El día me sabe un poco a domingo, o quizás a la caída que viene después de la euforia. Esa caída en la que te paras a mirar por la ventana, y te das cuenta de todo lo que va quedando atrás. Y qué rápido. Y de qué manera.
Que todo lo que sube, baja. Que todo lo que empieza acaba. Que todos los tópicos nos vienen a decir lo mismo; lo que nos rodea es cíclico. Y, además, de características inestables. Ahí está la emoción, la incertidumbre, lo que incluso algunos llaman destino.
Hoy estaba hablando con Sonia, y ella me ha dicho que cree que todo tiene un por qué, y que todo es así porque debe ser así, porque está mandado y porque no hay otros posibles. Qué interesante. Después Sonia y yo hemos hablado de las dimensiones, de los universos paralelos e infinitos, de lo cuántico y de lo relativo, de todo aquello de lo que sabemos tan poco pero en lo que encontramos el consuelo de la incertidumbre o lo magnánimo de lo inabarcable.
Pero en fin, como os decía, me siento un poco triste, nostálgica quizá. Porque veo como todo mi alrededor mira a pantallas de móviles. Constantemente. Y qué, me diréis. Es normal, también podríais decir. Tampoco es para tanto, esgrimiran otros cuantos. No lo sé. Pero hoy alguien ha dicho que los móviles son eso que nos acerca a lo lejano y nos distancia de lo que tenemos cerca. ¿Qué nos está pasando? De verdad, esto es una completa locura. Estamos perdiendo momentos, nuestros momentos, en una pantalla de menos de 10 pulgadas. Una pantalla que no es real, que es solo un sistema, una simulación. Y ya no está, ya se ha ido. Ese paseo, esa cerveza, esa conversación en la que tuviste tan poco que decir. Somos tan finitos, tan incapaces y tan ridículos que sabiendo de nuestros límites nos empeñamos en dispersarnos y creer que se pueden hacer dos cosas a la vez, que puedo escuchar lo que me cuentas mientras tecleo en mi móvil y mantengo la trama de la historia de un alguien en otra parte de mi cabeza. Lo estamos haciendo mal, y no sé cómo pararlo. No tengo ni idea de cómo hacer entender a las personas que si hablas o escuchas atendiendo a otra cosa no vas a ver jamás las intenciones, las ganas, la alegría, el miedo, o el sinfín de emociones que nunca se dicen pero siempre se sienten.

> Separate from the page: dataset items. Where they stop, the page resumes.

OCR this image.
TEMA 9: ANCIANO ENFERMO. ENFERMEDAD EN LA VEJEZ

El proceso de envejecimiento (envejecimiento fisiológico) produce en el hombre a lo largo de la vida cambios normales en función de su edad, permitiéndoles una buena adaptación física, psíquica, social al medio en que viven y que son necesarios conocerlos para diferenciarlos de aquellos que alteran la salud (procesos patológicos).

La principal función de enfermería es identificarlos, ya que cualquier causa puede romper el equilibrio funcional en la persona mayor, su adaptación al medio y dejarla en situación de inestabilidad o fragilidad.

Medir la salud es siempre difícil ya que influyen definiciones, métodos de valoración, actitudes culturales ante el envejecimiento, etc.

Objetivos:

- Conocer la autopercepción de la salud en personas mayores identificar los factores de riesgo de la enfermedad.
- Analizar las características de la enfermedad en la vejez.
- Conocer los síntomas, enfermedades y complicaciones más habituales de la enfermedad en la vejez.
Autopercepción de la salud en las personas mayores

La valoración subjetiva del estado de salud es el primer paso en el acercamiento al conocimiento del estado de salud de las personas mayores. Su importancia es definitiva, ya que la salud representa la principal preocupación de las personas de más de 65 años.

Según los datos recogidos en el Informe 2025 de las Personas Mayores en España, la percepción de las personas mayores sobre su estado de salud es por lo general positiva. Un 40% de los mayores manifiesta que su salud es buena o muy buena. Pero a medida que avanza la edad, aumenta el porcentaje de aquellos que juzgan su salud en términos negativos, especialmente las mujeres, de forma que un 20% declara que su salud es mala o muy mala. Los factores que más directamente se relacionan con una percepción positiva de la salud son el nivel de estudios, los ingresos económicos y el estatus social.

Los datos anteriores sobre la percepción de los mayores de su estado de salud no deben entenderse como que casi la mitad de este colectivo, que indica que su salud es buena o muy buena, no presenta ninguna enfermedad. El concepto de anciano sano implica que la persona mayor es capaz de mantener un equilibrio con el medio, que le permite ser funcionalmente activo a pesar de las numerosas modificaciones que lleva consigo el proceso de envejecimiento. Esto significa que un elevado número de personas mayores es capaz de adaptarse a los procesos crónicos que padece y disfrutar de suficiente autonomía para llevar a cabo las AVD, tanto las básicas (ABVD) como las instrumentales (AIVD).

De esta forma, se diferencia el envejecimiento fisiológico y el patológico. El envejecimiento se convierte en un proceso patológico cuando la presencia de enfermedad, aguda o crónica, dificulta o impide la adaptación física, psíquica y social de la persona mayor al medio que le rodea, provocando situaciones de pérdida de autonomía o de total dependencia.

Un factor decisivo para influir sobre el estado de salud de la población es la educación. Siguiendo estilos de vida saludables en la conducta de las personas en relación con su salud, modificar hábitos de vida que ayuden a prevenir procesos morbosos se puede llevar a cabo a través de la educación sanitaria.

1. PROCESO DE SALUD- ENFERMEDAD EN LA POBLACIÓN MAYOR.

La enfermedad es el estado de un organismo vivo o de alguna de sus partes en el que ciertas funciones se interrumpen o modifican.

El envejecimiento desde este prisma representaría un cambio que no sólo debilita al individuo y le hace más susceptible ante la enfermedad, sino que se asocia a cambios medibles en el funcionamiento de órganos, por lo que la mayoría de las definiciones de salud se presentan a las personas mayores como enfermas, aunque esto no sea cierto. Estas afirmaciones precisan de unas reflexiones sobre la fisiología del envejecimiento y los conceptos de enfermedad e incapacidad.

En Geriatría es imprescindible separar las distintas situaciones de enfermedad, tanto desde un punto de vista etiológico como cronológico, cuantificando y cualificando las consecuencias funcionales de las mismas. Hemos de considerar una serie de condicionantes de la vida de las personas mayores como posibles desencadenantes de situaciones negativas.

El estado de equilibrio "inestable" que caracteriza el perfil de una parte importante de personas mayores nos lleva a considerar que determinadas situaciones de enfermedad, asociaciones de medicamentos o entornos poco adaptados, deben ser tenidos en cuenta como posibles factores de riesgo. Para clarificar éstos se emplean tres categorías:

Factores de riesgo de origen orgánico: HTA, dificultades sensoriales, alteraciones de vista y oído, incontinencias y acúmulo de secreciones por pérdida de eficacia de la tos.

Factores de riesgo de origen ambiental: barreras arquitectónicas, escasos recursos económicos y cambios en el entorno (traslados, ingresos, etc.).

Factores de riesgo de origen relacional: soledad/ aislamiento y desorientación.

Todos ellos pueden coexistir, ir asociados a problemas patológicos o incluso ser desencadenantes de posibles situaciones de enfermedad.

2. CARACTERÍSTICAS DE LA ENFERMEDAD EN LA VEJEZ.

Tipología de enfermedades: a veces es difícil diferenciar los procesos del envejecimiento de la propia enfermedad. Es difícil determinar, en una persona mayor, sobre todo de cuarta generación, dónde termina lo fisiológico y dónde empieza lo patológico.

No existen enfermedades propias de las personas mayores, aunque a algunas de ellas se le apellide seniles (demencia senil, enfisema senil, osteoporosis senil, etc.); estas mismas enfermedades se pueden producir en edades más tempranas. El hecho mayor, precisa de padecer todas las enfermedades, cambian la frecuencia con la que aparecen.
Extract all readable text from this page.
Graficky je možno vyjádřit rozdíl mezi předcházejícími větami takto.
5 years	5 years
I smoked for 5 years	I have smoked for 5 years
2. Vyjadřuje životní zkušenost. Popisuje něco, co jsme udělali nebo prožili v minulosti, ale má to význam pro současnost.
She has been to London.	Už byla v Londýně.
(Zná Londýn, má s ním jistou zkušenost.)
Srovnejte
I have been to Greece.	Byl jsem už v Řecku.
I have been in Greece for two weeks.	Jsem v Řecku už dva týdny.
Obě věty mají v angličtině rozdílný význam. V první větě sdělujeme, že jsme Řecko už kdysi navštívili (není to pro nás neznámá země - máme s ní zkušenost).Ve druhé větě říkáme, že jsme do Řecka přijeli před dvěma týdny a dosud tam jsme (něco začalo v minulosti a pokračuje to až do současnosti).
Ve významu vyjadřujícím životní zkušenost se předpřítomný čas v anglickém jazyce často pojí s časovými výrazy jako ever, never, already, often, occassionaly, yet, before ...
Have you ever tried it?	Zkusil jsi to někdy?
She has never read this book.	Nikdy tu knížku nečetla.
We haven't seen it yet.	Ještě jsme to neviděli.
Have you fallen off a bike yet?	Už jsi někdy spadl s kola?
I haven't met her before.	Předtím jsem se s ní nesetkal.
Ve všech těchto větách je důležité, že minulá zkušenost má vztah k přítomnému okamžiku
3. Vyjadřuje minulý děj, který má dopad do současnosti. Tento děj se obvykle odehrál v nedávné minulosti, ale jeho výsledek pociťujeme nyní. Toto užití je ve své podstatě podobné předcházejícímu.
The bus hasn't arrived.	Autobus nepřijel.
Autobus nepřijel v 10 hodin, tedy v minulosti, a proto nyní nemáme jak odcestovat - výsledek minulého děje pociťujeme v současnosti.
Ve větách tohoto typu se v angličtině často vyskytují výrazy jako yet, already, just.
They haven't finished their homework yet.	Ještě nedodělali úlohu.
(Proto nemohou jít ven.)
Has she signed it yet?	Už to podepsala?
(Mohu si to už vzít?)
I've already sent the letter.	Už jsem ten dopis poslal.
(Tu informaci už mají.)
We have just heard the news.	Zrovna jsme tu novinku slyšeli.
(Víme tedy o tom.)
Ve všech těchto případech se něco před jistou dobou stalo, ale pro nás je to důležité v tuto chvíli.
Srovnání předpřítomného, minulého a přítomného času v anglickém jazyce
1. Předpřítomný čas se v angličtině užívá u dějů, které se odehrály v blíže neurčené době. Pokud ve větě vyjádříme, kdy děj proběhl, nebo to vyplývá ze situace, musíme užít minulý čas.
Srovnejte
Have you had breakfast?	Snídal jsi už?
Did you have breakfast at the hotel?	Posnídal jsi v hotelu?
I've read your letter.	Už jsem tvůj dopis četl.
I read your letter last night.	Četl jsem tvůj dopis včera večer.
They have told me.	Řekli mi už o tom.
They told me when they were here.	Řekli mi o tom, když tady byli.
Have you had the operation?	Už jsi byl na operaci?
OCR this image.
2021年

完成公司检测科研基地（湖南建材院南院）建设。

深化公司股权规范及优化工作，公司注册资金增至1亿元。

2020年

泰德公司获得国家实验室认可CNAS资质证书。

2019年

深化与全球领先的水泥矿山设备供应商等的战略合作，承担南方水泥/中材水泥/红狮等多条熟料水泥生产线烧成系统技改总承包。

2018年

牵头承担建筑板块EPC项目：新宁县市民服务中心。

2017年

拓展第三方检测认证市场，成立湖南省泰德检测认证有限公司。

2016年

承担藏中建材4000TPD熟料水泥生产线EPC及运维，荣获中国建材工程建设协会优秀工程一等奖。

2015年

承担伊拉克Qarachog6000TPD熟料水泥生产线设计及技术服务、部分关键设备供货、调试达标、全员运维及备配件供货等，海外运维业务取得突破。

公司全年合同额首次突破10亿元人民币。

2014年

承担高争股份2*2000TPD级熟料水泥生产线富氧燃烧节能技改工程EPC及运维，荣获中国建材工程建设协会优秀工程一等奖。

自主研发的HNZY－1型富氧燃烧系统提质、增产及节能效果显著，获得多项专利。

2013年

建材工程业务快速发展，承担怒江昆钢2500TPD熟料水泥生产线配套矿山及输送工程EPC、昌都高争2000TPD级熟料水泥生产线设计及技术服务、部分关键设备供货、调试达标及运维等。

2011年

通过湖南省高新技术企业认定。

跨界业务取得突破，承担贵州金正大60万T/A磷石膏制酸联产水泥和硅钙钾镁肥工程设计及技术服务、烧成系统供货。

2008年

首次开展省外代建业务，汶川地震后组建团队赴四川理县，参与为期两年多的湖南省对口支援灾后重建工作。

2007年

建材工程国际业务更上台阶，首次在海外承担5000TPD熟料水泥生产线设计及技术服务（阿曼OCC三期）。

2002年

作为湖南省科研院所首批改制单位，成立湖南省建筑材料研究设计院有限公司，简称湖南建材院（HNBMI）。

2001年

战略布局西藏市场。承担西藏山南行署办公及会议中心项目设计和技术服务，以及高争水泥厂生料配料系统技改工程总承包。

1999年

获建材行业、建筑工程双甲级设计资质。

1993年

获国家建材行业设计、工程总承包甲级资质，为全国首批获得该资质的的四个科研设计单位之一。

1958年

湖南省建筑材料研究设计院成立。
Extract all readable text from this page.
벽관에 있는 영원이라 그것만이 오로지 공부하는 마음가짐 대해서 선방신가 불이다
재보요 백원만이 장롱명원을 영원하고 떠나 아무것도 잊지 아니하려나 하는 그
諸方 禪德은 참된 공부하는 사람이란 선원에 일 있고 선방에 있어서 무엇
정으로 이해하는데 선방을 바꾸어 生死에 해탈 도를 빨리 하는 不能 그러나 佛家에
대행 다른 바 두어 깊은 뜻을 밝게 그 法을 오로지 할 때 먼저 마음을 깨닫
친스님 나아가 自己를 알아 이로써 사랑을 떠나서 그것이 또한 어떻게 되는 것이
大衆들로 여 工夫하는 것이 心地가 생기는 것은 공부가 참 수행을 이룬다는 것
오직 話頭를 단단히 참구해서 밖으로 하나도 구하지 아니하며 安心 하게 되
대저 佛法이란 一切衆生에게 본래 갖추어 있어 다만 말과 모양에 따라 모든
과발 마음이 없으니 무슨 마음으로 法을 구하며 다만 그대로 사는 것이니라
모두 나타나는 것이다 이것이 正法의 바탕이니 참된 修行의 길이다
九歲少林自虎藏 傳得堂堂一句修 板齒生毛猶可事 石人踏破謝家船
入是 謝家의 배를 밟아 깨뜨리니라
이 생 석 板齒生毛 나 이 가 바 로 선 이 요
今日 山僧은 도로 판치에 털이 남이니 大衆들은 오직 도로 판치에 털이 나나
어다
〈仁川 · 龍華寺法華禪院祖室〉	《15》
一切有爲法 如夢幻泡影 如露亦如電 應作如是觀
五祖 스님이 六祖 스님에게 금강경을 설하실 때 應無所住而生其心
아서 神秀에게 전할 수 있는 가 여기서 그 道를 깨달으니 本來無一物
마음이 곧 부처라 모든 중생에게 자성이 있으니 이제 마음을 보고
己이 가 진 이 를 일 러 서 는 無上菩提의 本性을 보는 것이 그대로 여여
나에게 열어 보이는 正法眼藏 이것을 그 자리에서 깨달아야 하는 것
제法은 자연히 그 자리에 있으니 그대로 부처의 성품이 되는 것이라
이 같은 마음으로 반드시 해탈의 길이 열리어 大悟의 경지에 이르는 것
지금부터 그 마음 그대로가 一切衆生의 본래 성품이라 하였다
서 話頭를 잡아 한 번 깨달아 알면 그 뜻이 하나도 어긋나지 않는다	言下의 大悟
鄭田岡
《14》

¿Y las fotos del móvil? Aún están en el cajón de cosas que no entiendo, de por qué hacemos tantas si el momento se conjuga en singular. De por qué hacemos estúpidas a nuestras mentes impidiéndoles recordar por ellas mismas, y haciendo que tengan el refuerzo de algo tan volátil como la batería de un smartphone que con agua se borra.
Soy una persona difícil, lo reconozco, pocas cosas me llenan completamente, y eso hace no solo que insatisfactoriamente demande más de mi misma sino de tener un miedo atroz de que alguien llegase a conocerme intrínseca y completamente. Lo completo asusta, pero lo exiguo me aburre. La seguridad de lo completo, del todo, de lo que va después del «quiero saber más» turba porque es la única verdad, y puede que no sea suficiente. Quizás por eso prefiramos conformarnos con lo múltiple, en dosis e inmediato. Pero tened cuidado, que nunca lo que parece simple lo es. Que siempre hay más que rascar y algo de lo que aprender. Cualquier cosa que pasó desapercibida puede decirte mucho de alguien.
Hoy echo un poco de menos la conciencia que no tienen los móviles y que un día nos dijeron que nos diferenciaba. Eso de ¿quién soy yo?, ¿por qué hago esto?, ¿qué quiero conseguir?, ¿hasta dónde quiero llegar?, ¿qué va a aportar esto a mi vida?, ¿debería ir más allá?, ¿dónde van a parar todas las cosas que nunca se dijeron? Todo, todo eso a lo que no podemos atender en diferido y por las que rogaría apagar los teléfonos móviles.